Federica Pasini spiega come Mi riconosci sia nata come sacca di resistenza contro l’ideologia del turismo. «Cerchiamo di spiegare alle persone le condizioni che portano al lavoro povero e allo sfruttamento, spiegando che non sono accettabili. Cerchiamo di spingere lavoratrici e lavoratori a rivendicare i proprio diritti e a spiegare che ci sono degli strumenti che dal basso possono migliorare le condizioni lavorative, cerchiamo di indirizzarli verso dei sindacati e organizzarli il più possibile perché è l’unico modo per essere numericamente rilevanti e cambiare le cose. Portiamo avanti l’interlocuzione con la politica parallelamente alle spinte più dal basso. Per cui è necessario fare rete, rendersi conto che siamo tutte nella stessa barca e che è necessaria l’organizzazione. Attraverso eventi pubblici e social network cerchiamo di sensibilizzare l’opinione pubblica e le colleghe. Abbiamo fatto proposte per provare a cambiare il sistema e siamo sempre alla ricerca di attiviste nuove. Nel mondo della cultura siamo molto parcellizzati e precari, spesso non ci si rende conto delle condizioni di sfruttamento in cui si vive».

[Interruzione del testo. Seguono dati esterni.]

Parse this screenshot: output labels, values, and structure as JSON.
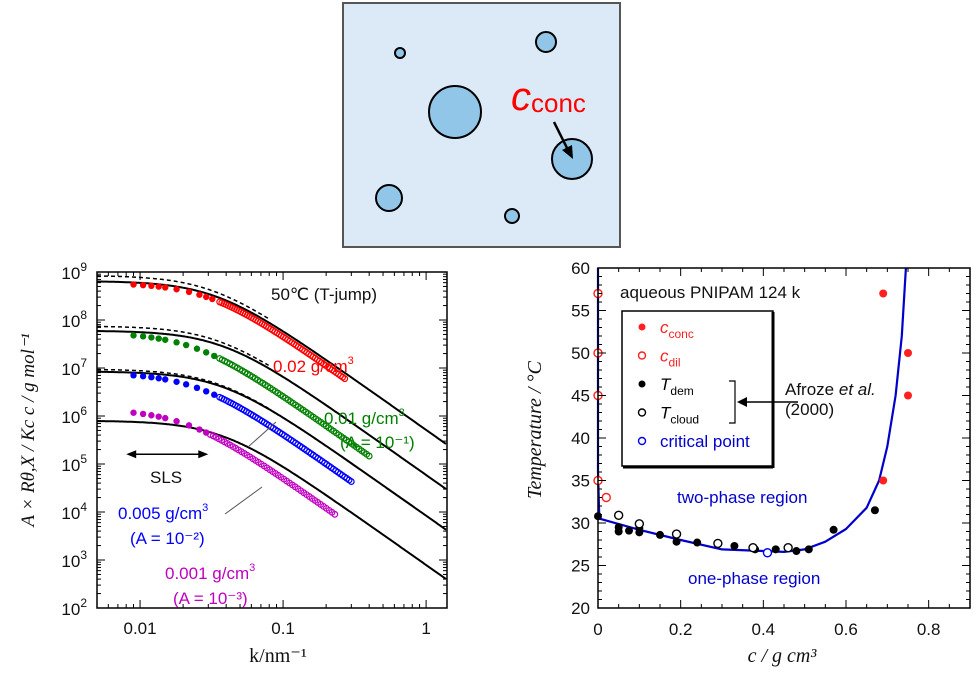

C’è anche il sistema del volontariato sostitutivo che inquina il mercato del lavoro, molte persone sono convinte che possa essere una strada per aprirsi verso il mondo del lavoro ma così non è. «Non abbiamo ancora la percezione della cultura come bene comune, come servizio pubblico, finché non si prova sulla propria pelle non si capisce fino in fondo cosa vuol dire leggere un libro in biblioteca, entrare in un museo gratuitamente, non si capisce il valore della cultura perché si associa al profitto. Tutti i comparti pubblici soffrono della precarizzazione, della privatizzazione per questo è necessario».